Mark's suggestion will doubtless provoke ever-more ingenious
suggestions for tightening the proposed register further – all the way
to the logical end-point at which all of us are registered as lobbyists
(including you, dear reader: good luck with filling in the form). For that, after all, is what we are in relation to those we elect: we lobby either as part of a group or, more likely, as individual constituents. Do I hear it claimed that separating constituents from lobbyists would be easy? Really? What of the teacher who's a local or national trade union officer, or the business which is locally based but foreign-owned, or the standard e-mail got up by 38 Degrees?
Talking of 38 Degrees, what about all those other special interests – Greenpeace, the Child Poverty Action Group, the RSPCA, the National Institute of Economic and Social Research? Shouldn't they all have to register, too? Those who favour a register will cite that very contemporary idea, transparency. But even if another one – proportionality – is applied, there is good cause to be wary.

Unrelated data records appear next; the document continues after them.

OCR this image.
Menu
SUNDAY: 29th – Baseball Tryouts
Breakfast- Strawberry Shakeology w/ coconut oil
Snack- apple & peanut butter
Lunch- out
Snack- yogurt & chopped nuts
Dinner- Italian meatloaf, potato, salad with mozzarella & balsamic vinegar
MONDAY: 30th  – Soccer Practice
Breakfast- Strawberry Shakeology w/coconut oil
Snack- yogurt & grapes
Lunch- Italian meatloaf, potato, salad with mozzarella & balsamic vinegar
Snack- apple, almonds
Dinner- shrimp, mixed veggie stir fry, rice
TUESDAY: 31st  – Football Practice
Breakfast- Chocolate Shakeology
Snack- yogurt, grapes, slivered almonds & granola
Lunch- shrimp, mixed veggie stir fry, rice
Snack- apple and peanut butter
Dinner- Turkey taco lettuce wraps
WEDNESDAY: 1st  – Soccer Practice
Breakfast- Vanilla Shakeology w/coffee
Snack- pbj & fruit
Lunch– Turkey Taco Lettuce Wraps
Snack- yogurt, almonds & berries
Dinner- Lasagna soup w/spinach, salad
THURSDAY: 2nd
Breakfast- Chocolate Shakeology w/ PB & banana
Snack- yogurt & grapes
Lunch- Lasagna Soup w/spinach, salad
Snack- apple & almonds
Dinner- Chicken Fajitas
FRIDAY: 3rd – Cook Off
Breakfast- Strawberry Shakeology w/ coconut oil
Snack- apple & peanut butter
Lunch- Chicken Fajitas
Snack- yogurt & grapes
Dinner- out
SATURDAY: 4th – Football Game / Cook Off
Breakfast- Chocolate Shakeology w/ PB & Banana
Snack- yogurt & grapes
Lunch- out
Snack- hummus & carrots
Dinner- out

The big lobbying companies tend to favour a register precisely because they would be likely to get on it – a classic instance of well-established interest groups squeezing out the competition.
If the sacred cause of transparency still floats your boat, so be it. But don't pretend that it would stop Parliamentarians who are determined to behave badly, because it won't. Nothing will. Only Nick Clegg and his fellow Liberal Democrats could possibly believe otherwise. Proposals for a statutory register of lobbyists will provide the political parties with enormous fun. (David Cameron is using the revival of the idea as a means of having a crack at trade union funding.) But if it ever happens, the Daily Telegraph and Panorama's sleazebusters will still be in business afterwards, until the end of Parliament – indeed (who knows?) until the end of time.